The biggest open pit, called “Portage,” would form a huge, oval-shaped gash in the earth: about two kilometres long, 200 to 400 metres wide, and 175 metres deep. Nearby, a smaller, rounder pit called “Goose Island” would be about 150 metres in diameter and 150 metres deep.

The third open pit, called “Vault,” is projected to be 900 metres long, 600 metres wide and 185 metres deep, and would sit about 5 km north of the other two. An on-site mill and processing plant will crush ore into small pieces so that pure gold can be extracted from it, and then melted into gold bars. Cumberland will ship the gold to market on Boeing 737 aircraft that will land and take off from an on-site jet airstrip.

To help extract every last ounce of gold, Cumberland will treat some of the ore with cyanide, a deadly poison. The company says it will take steps to ensure that none of the cyanide escapes into the ecosystem.

To supply the mine, the company will use a barge landing facility and storage area several miles east of Baker Lake.
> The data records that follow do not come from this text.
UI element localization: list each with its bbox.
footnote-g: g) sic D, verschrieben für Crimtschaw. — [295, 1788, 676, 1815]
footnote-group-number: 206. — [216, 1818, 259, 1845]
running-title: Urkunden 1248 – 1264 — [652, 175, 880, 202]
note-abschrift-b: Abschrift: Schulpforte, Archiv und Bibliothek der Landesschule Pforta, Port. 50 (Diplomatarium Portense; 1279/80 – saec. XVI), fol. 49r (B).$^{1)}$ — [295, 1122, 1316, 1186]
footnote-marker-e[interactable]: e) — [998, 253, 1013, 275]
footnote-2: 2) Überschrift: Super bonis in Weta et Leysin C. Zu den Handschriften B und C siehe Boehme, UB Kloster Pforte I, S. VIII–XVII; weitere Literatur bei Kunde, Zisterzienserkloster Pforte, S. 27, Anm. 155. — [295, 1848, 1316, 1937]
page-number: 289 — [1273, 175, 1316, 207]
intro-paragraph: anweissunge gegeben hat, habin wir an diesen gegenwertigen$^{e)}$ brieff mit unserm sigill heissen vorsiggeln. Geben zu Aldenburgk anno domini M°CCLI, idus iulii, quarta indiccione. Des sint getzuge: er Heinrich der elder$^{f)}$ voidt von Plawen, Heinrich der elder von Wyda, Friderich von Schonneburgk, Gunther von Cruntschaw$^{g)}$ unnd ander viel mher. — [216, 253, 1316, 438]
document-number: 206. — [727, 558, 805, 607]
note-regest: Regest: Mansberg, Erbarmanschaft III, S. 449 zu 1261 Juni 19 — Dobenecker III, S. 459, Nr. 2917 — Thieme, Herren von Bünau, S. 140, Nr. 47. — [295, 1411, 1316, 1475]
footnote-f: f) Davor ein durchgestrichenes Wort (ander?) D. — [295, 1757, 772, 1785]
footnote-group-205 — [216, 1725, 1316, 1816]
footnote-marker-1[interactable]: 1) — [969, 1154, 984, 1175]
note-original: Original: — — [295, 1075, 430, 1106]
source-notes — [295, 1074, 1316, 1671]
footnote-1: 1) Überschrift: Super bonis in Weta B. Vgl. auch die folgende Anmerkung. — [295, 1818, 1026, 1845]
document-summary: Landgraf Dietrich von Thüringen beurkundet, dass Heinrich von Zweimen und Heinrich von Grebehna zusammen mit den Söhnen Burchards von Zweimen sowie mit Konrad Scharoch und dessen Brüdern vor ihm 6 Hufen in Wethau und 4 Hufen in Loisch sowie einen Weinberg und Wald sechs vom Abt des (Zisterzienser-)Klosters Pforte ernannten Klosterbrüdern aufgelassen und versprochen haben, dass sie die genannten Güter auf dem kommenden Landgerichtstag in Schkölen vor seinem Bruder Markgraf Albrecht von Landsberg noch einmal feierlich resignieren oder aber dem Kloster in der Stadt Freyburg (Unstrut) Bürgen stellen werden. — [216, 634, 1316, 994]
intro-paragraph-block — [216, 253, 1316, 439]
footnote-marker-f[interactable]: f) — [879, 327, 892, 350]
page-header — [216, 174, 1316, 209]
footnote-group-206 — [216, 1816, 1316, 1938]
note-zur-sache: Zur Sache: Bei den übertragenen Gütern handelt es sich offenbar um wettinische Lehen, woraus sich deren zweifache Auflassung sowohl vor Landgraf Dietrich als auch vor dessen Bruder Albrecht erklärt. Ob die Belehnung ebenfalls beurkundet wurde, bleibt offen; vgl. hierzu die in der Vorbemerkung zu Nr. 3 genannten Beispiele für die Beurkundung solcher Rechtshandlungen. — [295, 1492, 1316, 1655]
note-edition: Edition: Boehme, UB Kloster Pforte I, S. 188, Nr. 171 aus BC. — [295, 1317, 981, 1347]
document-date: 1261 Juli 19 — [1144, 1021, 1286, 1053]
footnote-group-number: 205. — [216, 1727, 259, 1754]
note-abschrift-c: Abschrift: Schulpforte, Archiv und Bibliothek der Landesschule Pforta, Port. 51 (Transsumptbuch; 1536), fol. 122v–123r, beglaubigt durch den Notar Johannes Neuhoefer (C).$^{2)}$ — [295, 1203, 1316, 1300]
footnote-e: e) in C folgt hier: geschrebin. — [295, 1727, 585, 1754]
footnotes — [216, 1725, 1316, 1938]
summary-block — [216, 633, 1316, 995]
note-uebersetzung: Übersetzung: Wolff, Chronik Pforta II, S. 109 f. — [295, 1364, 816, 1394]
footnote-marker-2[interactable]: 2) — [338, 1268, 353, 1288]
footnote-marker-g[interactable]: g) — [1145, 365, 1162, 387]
The storage area would hold fuel tanks and other supplies, which would be transported along a haulage road.

After getting comments from various stakeholders, including territorial and federal government agencies, the company will be expected to produce a final EIS. After that document is produced, the board will be able to schedule public hearings, possibly as early as the fall, Briscoe said.

The company has yet to complete an Inuit impact and benefits agreement with the Kivalliq Inuit Association, and the mine may not go ahead until they sign one.

The Meadowbank gold mine project already appears to enjoy wide support among residents of Baker Lake, where the unemployment rate stands at around 26 per cent. At a public information session held there in 2003, a member of the community’s hamlet council urged residents to “forget about the fish and support the project for the jobs,” according to minutes of the meeting produced by Cumberland Resources.

To construct the mine, they’ll need about 350 workers. To operate it, they’ll need about 250. But only a quarter to a third of those workers are likely to be Inuit from Baker Lake and the Kivalliq region.